-Hoofdstuk 13-

Rick.
'Niks bijzonders zeker?' Vraag ik terwijl ik richting Anne loop. 'Ik snap het niet, dit is de onderwereld en er is niks.' Antwoord ze en ik haal mijn schouders op terwijl ik naast haar kom staan. 'Misschien is er toch een bepaalde tijd dat ze niet echt actief zijn.' Geef ik als rede waarop Anne zucht en haar armen over elkaar heen slaat.

De open plek waar we vuur hadden gemaakt bevind zich ergens midden in het bos. Het bos is natuurlijk zwart dus er is bijna niks te zien zonder vuur en dat is ook de rede waarom wij de wacht buiten de open plek hebben genomen. Wij hebben beter zicht als ik niet op probeer te scheppen.

'Zullen we....... wat is dat geluid?' Vraagt Anne terwijl mijn gloeiende ogen meteen aanspringen. 'Ik hoor het ook.' Fluister ik terwijl we in een vechthouding gaan staan. 'Het is dood wand het heeft geen geur.' Fluistert Anne.

'Een demon?' Vraag ik en ze haalt haar schouders op. Ik kijk sneller om me heen maar er is niks te zien. Het geluid komt steeds dichterbij. 'Nou en bedankt, ik kan er ook niks aan doen dat ik dood ben.' Zegt Eva die ineens vanuit het duister verschijnt. Mijn hart maakt even een sprongetje en mijn ogen verdwijnen. 'Ben je gestoord? Ik had je bijna aangevallen.' Sist Anne en Eva grinnikt lichtjes.

'Kun je ons iets vertellen over de onderwereld? Jullie zitten hier al een tijdje.' Zeg ik en Eva kijkt me recht aan. 'In de cel ja.' Antwoord ze waardoor mijn schouders ontspannen. Ik had niet eens in de gaten dat ik mijn lichaam zo gespannen hield.

'Je was een mens toch? Waarom ben je dan hier?' Vraag ik en Eva leunt tegen een boom aan. 'Ik werd vermoord nadat ik in een vampier veranderd was. Ze wilde me straffen door me naar de onderwereld te sturen.' Antwoord Eva en Anne en ik maken even oogcontact. Ik denk dat Anne dit al wist.

'Wie zijn "ze"?' Vraag ik en Eva kijkt me gevoelloos aan. Kan ze wel huilen? Is dat mogelijk? 'Geen idee. Will was al dood en ik heb nooit gezichten kunnen zien. Ze zijn vast vampiers dus ze leven nog als ze niet vermoord zijn. Ik hoorde enkel een naam. Ruvik.' Zegt Eva en ik laat mijn hoofd een beetje van richting wisselen zodat ik naar Eva en de omgeving kan luisteren.

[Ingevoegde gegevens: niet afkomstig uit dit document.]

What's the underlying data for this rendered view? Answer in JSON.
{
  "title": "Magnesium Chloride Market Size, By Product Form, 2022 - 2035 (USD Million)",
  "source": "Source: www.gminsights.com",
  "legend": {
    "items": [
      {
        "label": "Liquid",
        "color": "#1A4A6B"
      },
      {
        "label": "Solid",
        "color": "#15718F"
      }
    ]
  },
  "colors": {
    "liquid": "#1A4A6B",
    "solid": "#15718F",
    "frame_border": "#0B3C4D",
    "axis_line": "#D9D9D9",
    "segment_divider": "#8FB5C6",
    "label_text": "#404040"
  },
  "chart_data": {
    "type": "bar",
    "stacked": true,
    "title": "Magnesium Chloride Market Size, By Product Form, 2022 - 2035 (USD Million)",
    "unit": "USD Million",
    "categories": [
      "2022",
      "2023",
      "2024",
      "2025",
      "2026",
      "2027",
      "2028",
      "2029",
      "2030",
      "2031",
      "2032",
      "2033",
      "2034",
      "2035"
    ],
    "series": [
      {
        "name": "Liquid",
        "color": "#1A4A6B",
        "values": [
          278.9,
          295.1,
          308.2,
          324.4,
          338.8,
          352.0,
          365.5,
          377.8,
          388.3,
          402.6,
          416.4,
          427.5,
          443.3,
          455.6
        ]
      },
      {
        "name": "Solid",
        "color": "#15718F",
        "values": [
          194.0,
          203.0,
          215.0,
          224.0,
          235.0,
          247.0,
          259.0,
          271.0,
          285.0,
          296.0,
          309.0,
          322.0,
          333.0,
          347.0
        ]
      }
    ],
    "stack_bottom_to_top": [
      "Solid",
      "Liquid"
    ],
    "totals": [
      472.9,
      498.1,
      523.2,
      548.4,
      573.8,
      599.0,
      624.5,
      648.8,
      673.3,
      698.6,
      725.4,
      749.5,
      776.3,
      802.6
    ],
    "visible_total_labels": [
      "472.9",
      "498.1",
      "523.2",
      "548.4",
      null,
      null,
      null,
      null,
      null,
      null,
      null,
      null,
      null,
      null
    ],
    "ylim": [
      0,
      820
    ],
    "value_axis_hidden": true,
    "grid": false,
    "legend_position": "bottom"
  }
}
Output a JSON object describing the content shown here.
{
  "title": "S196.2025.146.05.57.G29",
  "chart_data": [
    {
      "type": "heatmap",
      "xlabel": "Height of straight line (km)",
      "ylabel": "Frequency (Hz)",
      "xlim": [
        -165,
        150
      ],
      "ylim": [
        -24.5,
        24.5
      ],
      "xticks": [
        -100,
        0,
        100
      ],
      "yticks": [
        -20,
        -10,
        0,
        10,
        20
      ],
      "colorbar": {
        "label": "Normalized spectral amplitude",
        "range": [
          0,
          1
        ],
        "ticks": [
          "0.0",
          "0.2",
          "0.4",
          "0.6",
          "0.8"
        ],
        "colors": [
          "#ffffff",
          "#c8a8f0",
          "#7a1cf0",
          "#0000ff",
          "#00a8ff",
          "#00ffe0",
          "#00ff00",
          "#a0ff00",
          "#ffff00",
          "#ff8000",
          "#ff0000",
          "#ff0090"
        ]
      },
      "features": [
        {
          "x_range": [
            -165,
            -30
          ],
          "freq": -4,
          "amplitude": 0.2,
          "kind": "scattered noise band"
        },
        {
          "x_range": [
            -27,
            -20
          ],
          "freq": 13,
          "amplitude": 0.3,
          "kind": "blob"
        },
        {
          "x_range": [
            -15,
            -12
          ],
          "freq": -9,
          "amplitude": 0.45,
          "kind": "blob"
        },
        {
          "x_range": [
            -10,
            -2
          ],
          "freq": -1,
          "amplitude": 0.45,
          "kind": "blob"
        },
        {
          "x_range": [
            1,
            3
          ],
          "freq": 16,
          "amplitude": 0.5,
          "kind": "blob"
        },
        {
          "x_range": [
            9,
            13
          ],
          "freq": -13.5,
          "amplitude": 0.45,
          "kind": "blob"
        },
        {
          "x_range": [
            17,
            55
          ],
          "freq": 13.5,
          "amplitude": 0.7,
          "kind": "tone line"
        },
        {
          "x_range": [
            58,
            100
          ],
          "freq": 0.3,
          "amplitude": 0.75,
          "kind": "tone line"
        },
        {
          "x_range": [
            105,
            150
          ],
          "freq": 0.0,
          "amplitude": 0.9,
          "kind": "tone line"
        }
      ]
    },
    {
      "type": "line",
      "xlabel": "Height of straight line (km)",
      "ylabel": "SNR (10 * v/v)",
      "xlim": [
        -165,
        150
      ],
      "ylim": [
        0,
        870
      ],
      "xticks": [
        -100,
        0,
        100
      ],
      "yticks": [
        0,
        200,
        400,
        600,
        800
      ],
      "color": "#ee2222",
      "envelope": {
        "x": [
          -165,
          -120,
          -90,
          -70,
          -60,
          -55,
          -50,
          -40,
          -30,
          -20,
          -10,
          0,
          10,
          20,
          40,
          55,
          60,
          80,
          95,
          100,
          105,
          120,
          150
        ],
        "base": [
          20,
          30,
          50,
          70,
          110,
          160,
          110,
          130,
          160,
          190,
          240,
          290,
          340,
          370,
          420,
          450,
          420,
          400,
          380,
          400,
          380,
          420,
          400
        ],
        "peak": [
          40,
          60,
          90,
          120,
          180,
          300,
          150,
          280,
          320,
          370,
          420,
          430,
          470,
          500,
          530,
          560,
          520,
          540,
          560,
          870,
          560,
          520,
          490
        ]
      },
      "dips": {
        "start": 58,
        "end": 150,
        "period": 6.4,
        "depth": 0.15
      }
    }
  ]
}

'Wat denk je dat die Ruvik er mee te maken had?' Vraagt Anne en Eva haalt haar schouders op. 'Niet dat het me iets boeit, ik ben al dood, Will is al dood.' Antwoord Eva en ik heb zin om in de aanval te schieten. 'En wat als Kéziah hetzelfde lot heeft als jullie?' Vraag ik en Eva kijkt me aan alsof ze wel wil huilen.

'Natuurlijk wil ik dat niet. Kéziah was mijn beste vriend maar wat hij nooit wist is dat ik al die jaren van hem heb gehouden. En dan bedoel ik meer als een vriend.' Fluistert Eva.